The leasebacks entail the sale to investors of 11 state properties with a total of 17 state office buildings. The structures include iconic state facilities and some just-constructed buildings, such as the East End Complex in downtown Sacramento, home of the education and health bureaucracies; the emergency services complex in Rancho Cordova east of Sacramento, the state attorney general’s headquarters at 13th and I Streets, and the Department of Justice complex at 49th and Broadway.
The buildings would be sold, then leased back over a period of years – perhaps 20 years – and the state personnel in those buildings would continue as they are now. After the leasing period, the buyers retain full control.
To the state, the advantage is that the government gets money up front, and may get out from under some maintenance costs, which would be carried by the new owners.
The state’s property manager, the Department of General Services, said it hoped to realize $600 million from the deal, a significant sum but far from covering a developing budget shortage expected to be in the $7 billion range for 2010-11.

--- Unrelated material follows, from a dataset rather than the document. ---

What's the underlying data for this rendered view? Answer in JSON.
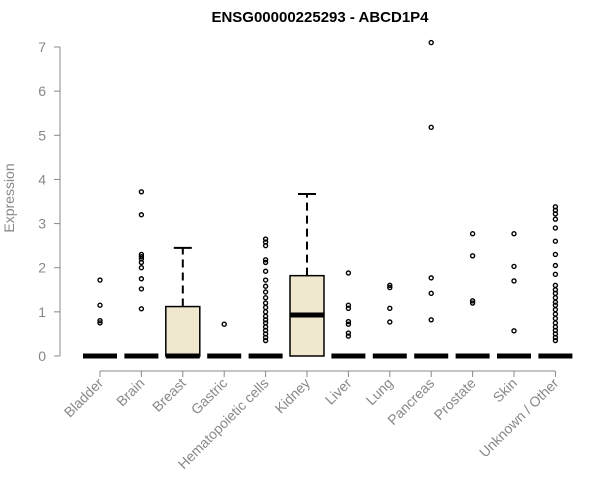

“We believe it will be a better deal for the state and a potential investor, and more likely result in a lower rate if we can extend it (a lease) out longer over a period of time,” said DGS spokesman Eric Lamoureux. He added that the state is currently searching for a broker to handle the deal.
Periodically, there is a move in Sacramento to sell off surplus government property. While some high-ticket items might yield a lot in the property market, the amount the sales would yield pales in comparison to the massive debt the state is currently facing. For example, San Quentin, previously rumored for sale, would bring in upwards of $300 million for its upscale Marin location.
But in the face of the billions of dollars the state owes, the amount hardly seems to make a dent.
But times are tough and the state is looking to capture revenue any way it can.
Aside from the leasebacks, the DGS’s intention is to sell at least two properties to generate revenue. One is a former youth correctional facility in Whittier and the other is the Orange County Fairgrounds.
The first has been deemed a surplus property by the state and the state is accepting bids until Nov. 20.
The fairground, on the other hand, is a high value asset for the state and they are hoping it will draw a lot of offers. Offers on the fairgrounds will be accepted until Jan. 8 and DGS is hoping it will generate upwards of $100 million.
State properties are attractive to investors, particularly in a difficult real estate market, Lamoureux said.
“We believe that based on the analysis we did, with the real estate community in the shape that it’s in. We offer 100 percent occupancy, and in the private market there might be a 30 percent vacancy rate,” he said.